Making salt was a simple process. Very few specialist tools were used, mostly farming equipment adapted for purpose. Producers rented or inherited specific areas of the foreshore known as ‘sand-floors’, and constructed small buildings nearby called ‘saltcoats’.

‘Saltcoats’ (a term that’s been given various spellings throughout the years) can be identified by place names on old maps, suggesting these areas were connected with the making of salt.

At certain times of the year, especially following a full moon and a high tide, a horse-drawn harrow (a hap or thorn) would rake over the salty sand. Great heaps of sand would be loaded into a steep-sided cart called a sand-coup. The salt was piled near to the saltcoat and washed through. This process was known as sleeching. The briny water was held outside in sleech-pits. Pits were lined with clay or straw for filtration and then channelled into shallow lead salt pans which were heated over gentle peat (turf) fires within the saltcoat. The evaporated crystalline salt would be carefully raked off into cone-shaped straw wiskets (baskets) and hung on the inside walls of the saltcoat to drain and dry out until only dry salt remained.

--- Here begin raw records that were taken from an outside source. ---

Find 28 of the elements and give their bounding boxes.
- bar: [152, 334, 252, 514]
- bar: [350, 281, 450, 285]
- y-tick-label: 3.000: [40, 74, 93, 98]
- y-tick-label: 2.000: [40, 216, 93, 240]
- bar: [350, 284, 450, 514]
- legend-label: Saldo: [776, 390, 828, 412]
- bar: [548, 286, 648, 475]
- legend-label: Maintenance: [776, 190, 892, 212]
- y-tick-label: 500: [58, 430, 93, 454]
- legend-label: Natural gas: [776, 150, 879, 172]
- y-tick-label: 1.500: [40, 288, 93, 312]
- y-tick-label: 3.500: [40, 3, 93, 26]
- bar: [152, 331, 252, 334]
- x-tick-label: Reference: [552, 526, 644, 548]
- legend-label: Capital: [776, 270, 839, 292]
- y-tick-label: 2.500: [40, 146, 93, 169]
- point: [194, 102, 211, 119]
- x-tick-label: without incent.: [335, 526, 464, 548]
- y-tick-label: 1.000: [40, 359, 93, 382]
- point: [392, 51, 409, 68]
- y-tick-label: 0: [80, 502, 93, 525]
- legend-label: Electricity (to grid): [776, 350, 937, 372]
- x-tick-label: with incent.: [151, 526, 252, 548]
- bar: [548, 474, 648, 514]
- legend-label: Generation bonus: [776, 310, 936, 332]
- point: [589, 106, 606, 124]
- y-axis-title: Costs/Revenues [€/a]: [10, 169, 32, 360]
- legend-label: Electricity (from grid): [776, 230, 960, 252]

Unfortunately, early modern sea salt production appears to have left little or no physical signs of its existence ‘on the ground’. Morecambe Bay Partnership teamed up with researcher Jonathan Cass to unravel the salty story. Jonathan studied thousands of original documents at Lancashire Archives to understand more clearly how people lived in Lancashire in the century before the Industrial Revolution.

Jonathan’s work has identified key places across the Bay where salt-making was probably happening.